Akşamüstü, çocuk sesleri yükselirdi. Günlerimi, arabaların az da olsa geçtiği bir sokakta geçirdiğimden, dışarıda oynamama izin yoktu, küçüktüm, sokakta oynamak daha büyük çocukların işiydi ama onların oyunlarına kafamda dahil olur, harika goller atar, lastikte ünlü cimlastikçiler gibi denge hareketleri yaparak hayalimde oyunu kazanırdım.
Yıllar ilerleyince, “hafta içi sesleri”ni duymaz oldum. Okul vardı, bir tek “hafta sonu sesleri” ile “yaz sesleri”ni dinleyebilir olmuştum. Aynı değillerdi. Hafta sonu sesleri kalabalıktı, karışıktı. Yazınsa herkes başka bir yerlerde olur, sesler değişir, başkalaşırlardı. Yine de yaz seslerini de severdim; yazlık evin camında ötüp duran kumrunun sesi, havuzdan gelen su sesi, denizin hışırtısı… Yine gözlerim kapalı, yine kafam dünyaya açık.

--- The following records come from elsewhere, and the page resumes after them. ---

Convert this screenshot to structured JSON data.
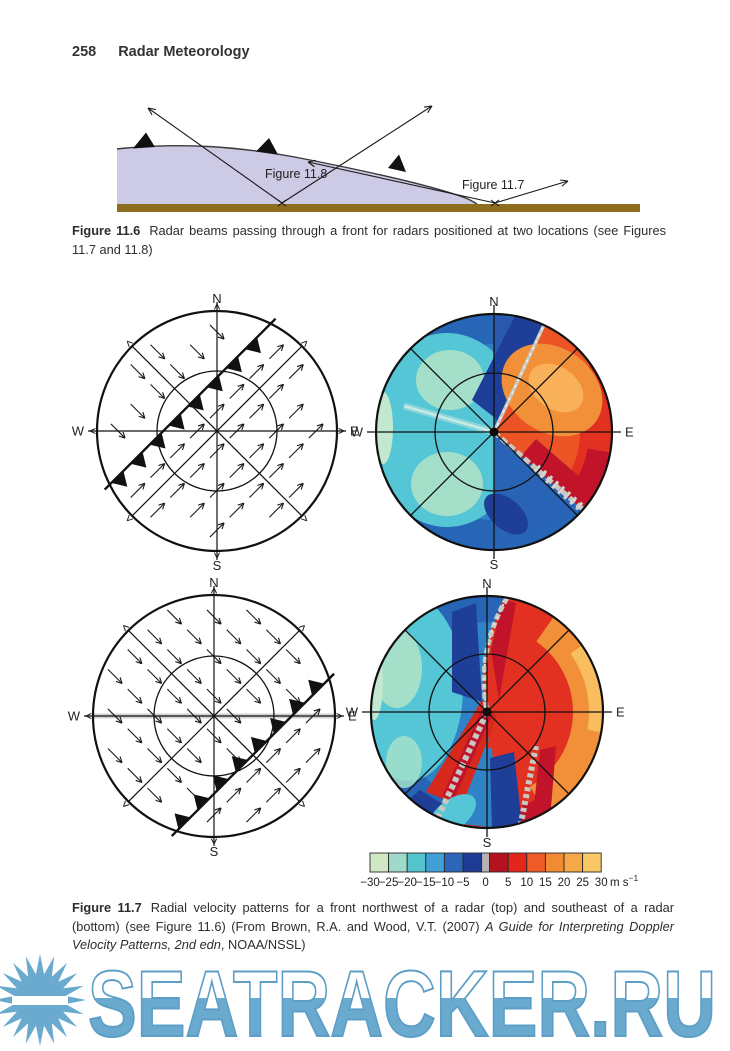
{
  "page": {
    "number": "258",
    "title": "Radar Meteorology"
  },
  "figure_11_6": {
    "caption_label": "Figure 11.6",
    "caption_text": "Radar beams passing through a front for radars positioned at two locations (see Figures 11.7 and 11.8)",
    "label_left_beam": "Figure 11.8",
    "label_right_beam": "Figure 11.7",
    "colors": {
      "air_mass": "#cdcae5",
      "air_outline": "#3a3a3a",
      "ground": "#8d6e1e",
      "ink": "#1a1a1a"
    }
  },
  "figure_11_7": {
    "caption_label": "Figure 11.7",
    "caption_text_1": "Radial velocity patterns for a front northwest of a radar (top) and southeast of a radar (bottom) (see Figure 11.6) (From Brown, R.A. and Wood, V.T. (2007) ",
    "caption_italic": "A Guide for Interpreting Doppler Velocity Patterns, 2nd edn",
    "caption_text_2": ", NOAA/NSSL)",
    "compass": {
      "n": "N",
      "s": "S",
      "e": "E",
      "w": "W"
    },
    "colorbar": {
      "tick_labels": [
        "−30",
        "−25",
        "−20",
        "−15",
        "−10",
        "−5",
        "0",
        "5",
        "10",
        "15",
        "20",
        "25",
        "30"
      ],
      "unit_base": "m s",
      "unit_sup": "−1",
      "cell_colors": [
        "#cfe7c2",
        "#9fd9c9",
        "#54c4cc",
        "#3f9fd6",
        "#2b66bb",
        "#1e3a92",
        "#b3b3b3",
        "#b5121f",
        "#e3261b",
        "#ef5b28",
        "#f08a33",
        "#f5a845",
        "#f9c765"
      ]
    },
    "doppler_colors": {
      "base_blue": "#2f82c5",
      "rim_blue": "#2765b6",
      "cyan": "#55c6d5",
      "pale_teal": "#a4dfca",
      "palest": "#c2e8cf",
      "navy": "#1f3e97",
      "warm_red": "#ec5426",
      "red": "#e23120",
      "crimson": "#c1142a",
      "orange": "#f29039",
      "light_orange": "#f8b158",
      "pale_orange": "#f7bd5e",
      "zero_gray": "#c8c8c2",
      "dark_blue2": "#2a5ab0",
      "mid_blue2": "#2963b6"
    }
  },
  "watermark": {
    "text": "SEATRACKER.RU",
    "color": "#6aaace",
    "stroke": "#5d9ec6"
  }
}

Sonra büyüdüm, bu sesleri dinlemez oldum. Hepsini duyuyordum ama geriye itilmişlerdi, hayatın fonlarındalardı. Kafada başka dertler vardı; hep koşturma, hep çalışma, hep ses üretme telaşı, hep sesini duyurma çabası…
Geçen gün gözlerim kapalı düşünürken aklıma geldi. Çocuklarla aramızdaki fark bu sanki. Onlar başkalarını dinlemeye, öğrenmeye, öğrendiklerini içlerine sindirmeye daha açıklar, oysa biz öyle değiliz, çocuk bakış açısından uzağız. Sonra da bütün hayatımızı insanlarla, doğayla, kendimizle bağlantı kurmaya çalışmakla geçiriyoruz. O kadar bu bağlantıya ihtiyacımız var ki, bunun için çeşitli kamplara gidiyoruz, kişisel gelişim kitapları okuyoruz, terapiyle derdimizi çözmeye çalışıyoruz, çeşitli egzersizler yapıyoruz. Belki problem budur; büyüdüğümüzde etrafla bağlantımızı koparan şey etrafı gerçekten dinlememektir, duyuları kapatmaktır, duyduğumuz seslerle hayal kuramamaktır. Belki de tatile özlem içinde yaşamamız, kendimizi ve etrafı dinleyiş halini sadece tatillerde yakalayabilmemizden gelmektedir. Belki sorunlar, bütün yıl çok konuşmaktan ama az dinleyip az üretmekten gelmektedir.
Yine gözlerim kapalı. Yaprakların hışırdayışı, yan komşusunun oğlunu çağırışı, gökyüzünde başka noktalara uçan hayatların uçak motorundan yükselen sesi.
Sesleri dinliyorum, gözlerim kapalı… Belki de çocuklaşmalı.